Kemudian, sore harinya, Suma sedang berjalan di tepian air ketika sepasang kakak beradik kembar Suke dan Sike menabraknya hingga ia oleng dan tercebur. Mereka beralasan bahwa mereka hanya bermain kejar-kejaran, dan bahwa mereka tidak sengaja. Namun, itu tidak mengubah fakta bahwa kini Suma harus pulang dengan tubuh basah dan kedinginan.
"Sudahlah, Suma," sang Ratu Semut berkata lembut saat Suma mengadukan pengalamannya. "Aku akan menegur Sube nanti, tetapi Suta, Suke, dan Sike tidak bermaksud jahat."
"Ini tidak adil!" Suma mengentak-entakkan kaki. "Aku yang dirugikan, tapi masalah beres hanya dengan mereka meminta maaf!"
"Suke dan Sike sungguh-sungguh tidak sengaja. Dan, bukannya Suta berjanji akan memberikan gantinya?"
"Tetap saja berbeda!" Suma berseru kesal. "Aku mau kue buah yang persis seperti itu dan di waktu itu! Sekarang aku sudah tidak ingin kue buah!"
Sang Ratu Semut menghela napas, tetapi Suma masih bersungut-sungut. "Memangnya Suta bisa mengganti waktu dan tenagaku ketika aku berlelah-lelah membawa kue itu? Sube bahkan tidak menyesal saat mengambil permen itu dariku! Dan, memangnya Suke dan Sike mengerti rasanya berjalan pulang dalam keadaan basah dan kedinginan? Mentang-mentang mereka masih kecil, mereka jadi bebas dari tanggung jawab!"
Ratu Semut menghela napas lagi.
"Suma, kau harus belajar mengikhlaskan. Tidak baik kau terus mendendam."
"Tidak mau!" Suma berteriak. "Ratu jahat! Kenapa Ratu malah membela mereka? Enak saja mereka dimaafkan begitu saja! Aku tidak mau bertemu mereka lagi!"
Ratu Semut terkesiap. "Hati-hati, Suma," ia berkata cemas. "Di mana ada kebencian, di situlah hantu musim dingin hadir."
"Biarkan saja!" Suma berderap meninggalkan ruang singgasana Ratu Semut. "Aku benci Suta! Aku benci Sube! Aku benci Suke dan Sike! Dan aku juga benci Ratu!"
Dengan marah, Suma berbaring di tempat tidurnya. Hatinya terasa panas. Ia menolak memandang Suta yang duduk di tempat tidurnya, di seberang tempat tidur Suma.
"Suma," kata Suta perlahan. "Maaf ... aku—"
Suma menutup telinga dengan bantal. Mendengar suara Suta saja sudah membuatnya ingin meledak marah. Kedongkolan hatinya sudah membludak, sehingga tanpa bisa menahan diri, ia menangis tersedu-sedu.
"Semua orang jahat," ia terisak. "Tidak ada yang membelaku."
Ia terus menangis hingga kelelahan, dan akhirnya ia jatuh tertidur.
Tengah malam, ia terbangun oleh embusan angin dingin. Udaranya sedingin es. Dengan kebingungan, ia memandang sekelilingnya. Tidak ada seorang pun di sekitarnya.
"Di mana semuanya?" Suma berlari menyusuri lorong, dan menabrak sesuatu yang keras.
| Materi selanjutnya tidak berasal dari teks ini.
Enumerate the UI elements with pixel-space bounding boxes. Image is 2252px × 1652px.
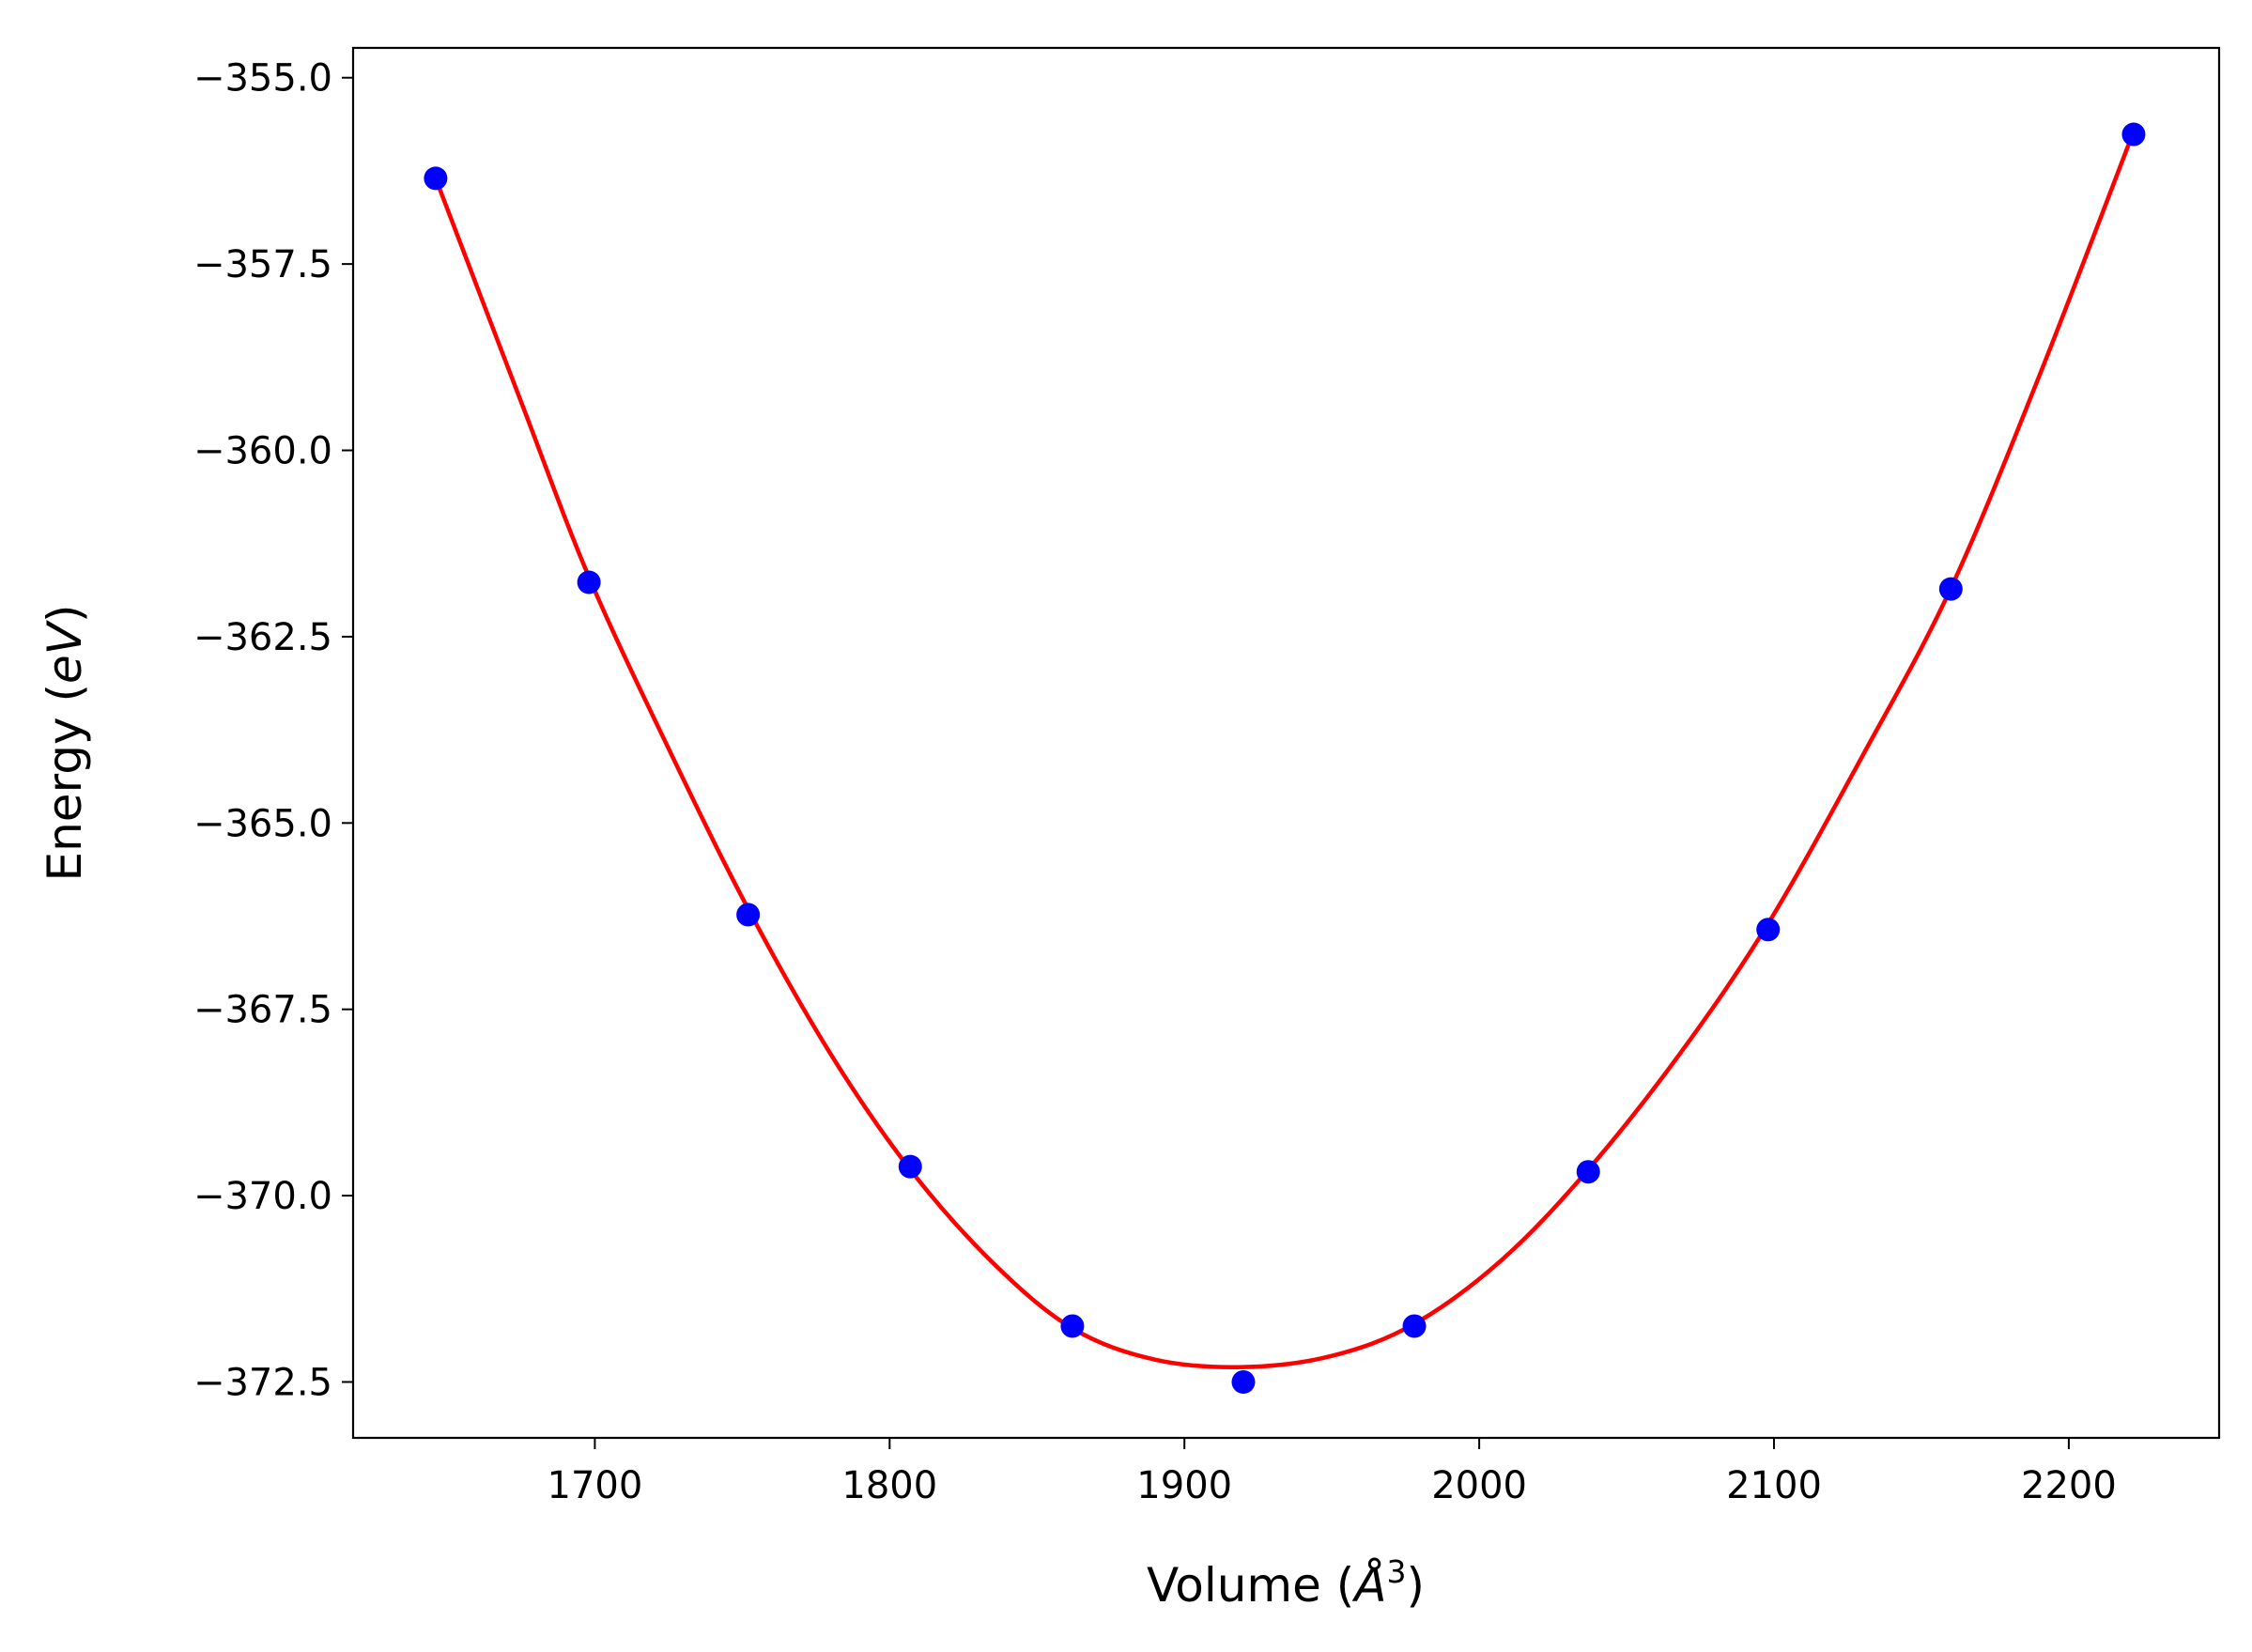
fit-curve-series-line [433,131,2136,1369]
y-axis-label-unit: eV [38,619,92,684]
data-point [1756,918,1781,942]
x-tick-label: 1700 [548,1464,643,1507]
y-tick-label: −360.0 [193,430,332,473]
data-point [1060,1314,1085,1338]
y-tick-label: −362.5 [193,616,332,659]
y-axis-label-suffix: ) [38,605,92,624]
y-axis-label: Energy (eV) [38,605,92,882]
x-tick-label: 1800 [841,1464,937,1507]
x-axis-label-exponent: 3 [1387,1553,1407,1590]
y-axis-ticks: −355.0 −357.5 −360.0 −362.5 −365.0 −367.5 −370… [193,57,353,1404]
y-axis-label-prefix: Energy ( [38,684,92,881]
data-point [577,570,601,594]
data-point [1576,1160,1600,1184]
plot-frame [351,46,2221,1440]
x-tick-label: 2100 [1726,1464,1822,1507]
data-points-group [424,122,2146,1394]
data-point [1231,1369,1256,1394]
x-tick-label: 1900 [1136,1464,1232,1507]
data-point [1938,577,1963,601]
x-axis-label-prefix: Volume ( [1147,1558,1354,1613]
y-tick-label: −365.0 [193,802,332,845]
y-tick-label: −355.0 [193,57,332,100]
data-point [736,903,761,927]
data-point [2121,122,2146,147]
data-point [424,166,448,191]
x-axis-ticks: 1700 1800 1900 2000 2100 2200 [548,1438,2117,1507]
plot-area-background [353,48,2219,1438]
y-tick-label: −357.5 [193,243,332,286]
x-axis-label-unit: Å [1351,1558,1386,1613]
y-tick-label: −370.0 [193,1175,332,1218]
y-tick-label: −372.5 [193,1361,332,1404]
x-tick-label: 2200 [2021,1464,2117,1507]
x-axis-label-suffix: ) [1407,1558,1426,1613]
y-tick-label: −367.5 [193,989,332,1032]
data-point [1402,1314,1427,1338]
x-axis-label: Volume (Å3) [1147,1553,1425,1613]
data-point [898,1154,922,1179]
x-tick-label: 2000 [1431,1464,1527,1507]
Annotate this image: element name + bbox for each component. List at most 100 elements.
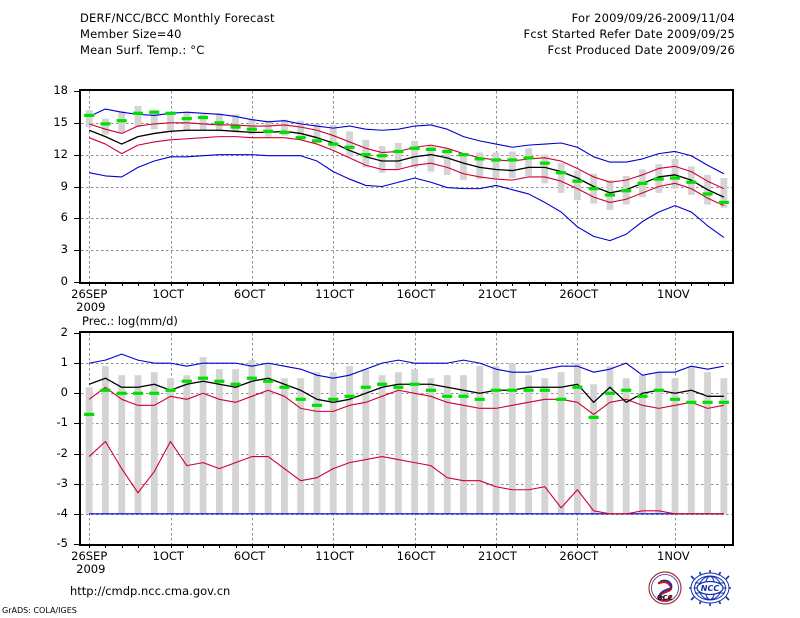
median-marker <box>181 379 192 383</box>
ensemble-range-bar <box>329 372 337 514</box>
x-axis-tick <box>366 282 367 286</box>
x-axis-label: 21OCT <box>478 549 517 563</box>
y-axis-label: -1 <box>56 415 68 430</box>
median-marker <box>556 397 567 401</box>
ensemble-range-bar <box>492 152 500 179</box>
y-axis-label: 12 <box>53 146 68 161</box>
x-axis-tick <box>431 282 432 286</box>
x-axis-tick <box>203 282 204 286</box>
median-marker <box>539 388 550 392</box>
x-axis-tick <box>268 544 269 548</box>
x-axis-tick <box>512 282 513 286</box>
x-axis-tick <box>236 282 237 286</box>
x-axis-tick <box>529 544 530 548</box>
ensemble-range-bar <box>573 363 581 514</box>
series-line-red-lower <box>88 136 725 207</box>
x-axis-tick <box>398 544 399 548</box>
x-axis-tick <box>545 282 546 286</box>
median-marker <box>539 161 550 165</box>
x-axis-tick <box>415 544 416 548</box>
gridline-horizontal <box>81 250 732 251</box>
median-marker <box>718 400 729 404</box>
x-axis-tick <box>577 544 578 548</box>
gridline-vertical <box>415 91 416 282</box>
x-axis-tick <box>398 282 399 286</box>
median-marker <box>442 149 453 154</box>
ensemble-range-bar <box>704 372 712 514</box>
ensemble-range-bar <box>508 151 516 179</box>
ensemble-range-bar <box>720 178 728 208</box>
median-marker <box>442 394 453 398</box>
x-axis-tick <box>626 282 627 286</box>
median-marker <box>263 379 274 383</box>
x-axis-tick <box>496 544 497 548</box>
series-line-red-lower <box>88 440 724 515</box>
median-marker <box>458 153 469 157</box>
x-axis-tick <box>545 544 546 548</box>
precipitation-plot <box>79 331 734 546</box>
series-layer <box>84 105 729 242</box>
median-marker <box>572 179 583 183</box>
ensemble-range-bar <box>427 145 435 172</box>
y-axis-label: 15 <box>53 114 68 129</box>
grads-credit-label: GrADS: COLA/IGES <box>2 606 77 615</box>
ensemble-range-bar <box>508 363 516 514</box>
x-axis-tick <box>187 282 188 286</box>
series-line-red-upper <box>88 386 724 415</box>
median-marker <box>393 149 404 154</box>
ncc-logo-text: NCC <box>701 584 720 593</box>
median-marker <box>669 397 681 401</box>
x-axis-tick <box>252 282 253 286</box>
ensemble-range-bar <box>460 154 467 181</box>
y-axis-label: -2 <box>56 445 68 460</box>
x-axis-label: 26OCT <box>559 549 599 563</box>
gridline-horizontal <box>81 363 732 364</box>
ensemble-range-bar <box>232 114 240 133</box>
series-layer <box>84 353 729 515</box>
median-marker <box>279 130 290 134</box>
median-marker <box>425 147 436 151</box>
median-marker <box>653 388 664 392</box>
ensemble-range-bar <box>264 363 272 514</box>
median-marker <box>490 158 502 162</box>
x-axis-label: 11OCT <box>315 549 354 563</box>
y-axis-tick <box>74 484 79 485</box>
median-marker <box>116 391 127 395</box>
median-marker <box>686 180 697 184</box>
x-axis-tick <box>138 282 139 286</box>
x-axis-tick <box>154 282 155 286</box>
ncc-logo: NCC <box>689 570 731 608</box>
ensemble-range-bar <box>264 120 272 137</box>
median-marker <box>230 125 241 129</box>
ensemble-range-bar <box>134 105 142 128</box>
median-marker <box>214 121 225 125</box>
ensemble-range-bar <box>411 369 419 514</box>
median-marker <box>702 400 713 404</box>
ensemble-range-bar <box>281 119 288 136</box>
x-axis-label: 1OCT <box>152 287 184 301</box>
x-axis-tick <box>626 544 627 548</box>
x-axis-label: 6OCT <box>233 549 266 563</box>
ensemble-range-bar <box>443 375 451 514</box>
gridline-horizontal <box>81 155 732 156</box>
median-marker <box>621 388 632 392</box>
x-axis-tick <box>463 282 464 286</box>
median-marker <box>523 388 534 392</box>
x-axis-tick <box>350 544 351 548</box>
x-axis-tick <box>382 544 383 548</box>
y-axis-label: 3 <box>60 242 68 257</box>
x-axis-tick <box>350 282 351 286</box>
x-axis-label: 1OCT <box>152 549 184 563</box>
median-marker <box>295 136 306 140</box>
x-axis-tick <box>154 544 155 548</box>
x-axis-tick <box>642 544 643 548</box>
median-marker <box>311 139 323 143</box>
median-marker <box>604 193 615 197</box>
gridline-vertical <box>89 91 90 282</box>
x-axis-tick <box>610 544 611 548</box>
median-marker <box>360 385 371 389</box>
ensemble-range-bar <box>378 375 386 514</box>
x-axis-tick <box>512 544 513 548</box>
median-marker <box>458 394 469 398</box>
x-axis-label: 16OCT <box>396 549 436 563</box>
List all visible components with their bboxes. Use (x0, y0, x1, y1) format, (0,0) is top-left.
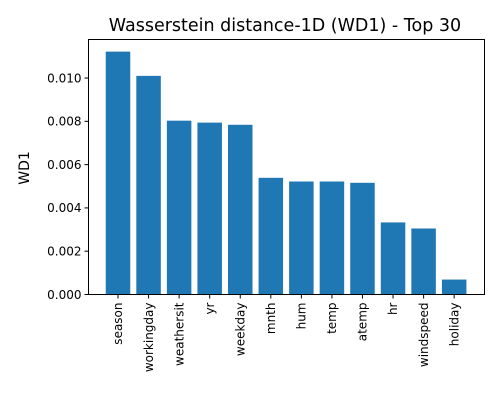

"Aduh!" serunya. "Apa ini?"
Itu adalah Sube. Hanya saja, ia sudah keras dan dingin seperti es. Wajahnya tampak ketakutan, seakan melihat sesuatu yang mengerikan sebelum ia membeku. Di sepanjang lorong itu, beberapa semut lain juga dalam kondisi yang sama.
"Apa yang terjadi?" Suma ketakutan. "Tolong! Tolong!"
Ia berlari keluar sarang. Di luar, salju tebal menyelimuti tanah. Semua semut berlarian tanpa arah. Sesosok kabut abu-abu terbang di atas mereka, mengejar para semut itu. Jemari berkabutnya menjulur, menggapai seekor semut, dan semut itu seketika membeku dalam terornya.
Seketika Suma teringat perkataan sang Ratu Semut tadi sore.
"Hantu musim dingin!" jeritnya ketakutan. "Tidak!"
Hantu musim dingin itu berbelok, berbalik mengejar Suma.
"Tidak!" Suma berlari sekencang-kencangnya. "Jangan! Tolong!"
"Suma! Ke sini!"
Suta melambaikan tangannya dari sebuah lubang ke bawah tanah, yang adalah rumah Tiko si Tikus Tanah.
Suma berbelok ke arah lubang itu. Ia menoleh. Hantu musim dingin masih mengejarnya. Suma berlari sekuat yang ia bisa, tetapi ia mulai lelah. Dan, embusan angin sedingin es membuat kakinya mulai kaku.
Karena kurang berhati-hati, Suma tidak melihat sebongkah batu di depannya. Ia tersandung dan jatuh.
"Aduh!" teriaknya. "Tolong!"
Suta berlari keluar dari lubang. Ia menarik Suma hingga berdiri, lalu mendorongnya agar kembali berlari.
"Pergilah!" katanya. "Akan kutahan dia."
"Tidak! Suta!"
Namun, Suta sudah berlari mengadang si hantu musim dingin. Ia melempari hantu itu dengan batu-batu kecil.
"Pergi kau! Pergi dari sini! Jangan ganggu kami!" serunya, tanpa rasa takut.
Namun, segala serangan itu tak berarti sedikit pun. Dengan sapuan jarinya, embusan angin menerpa Suta, dan ia seketika berubah beku.
"Suta!" Suma berteriak. "Tidak!"
Suma menyesal. Ia menyesal mengatakan bahwa ia membenci Suta. Ia menyesal mengatakan bahwa ia membenci Suke, Sike, Ratu, dan bahkan juga Sube. Terlepas dari apa yang telah dilakukan Sube padanya, Suma tetap tidak menginginkan kematiannya. Namun, dengan membencinya, ia sama saja telah membunuhnya di dalam hatinya.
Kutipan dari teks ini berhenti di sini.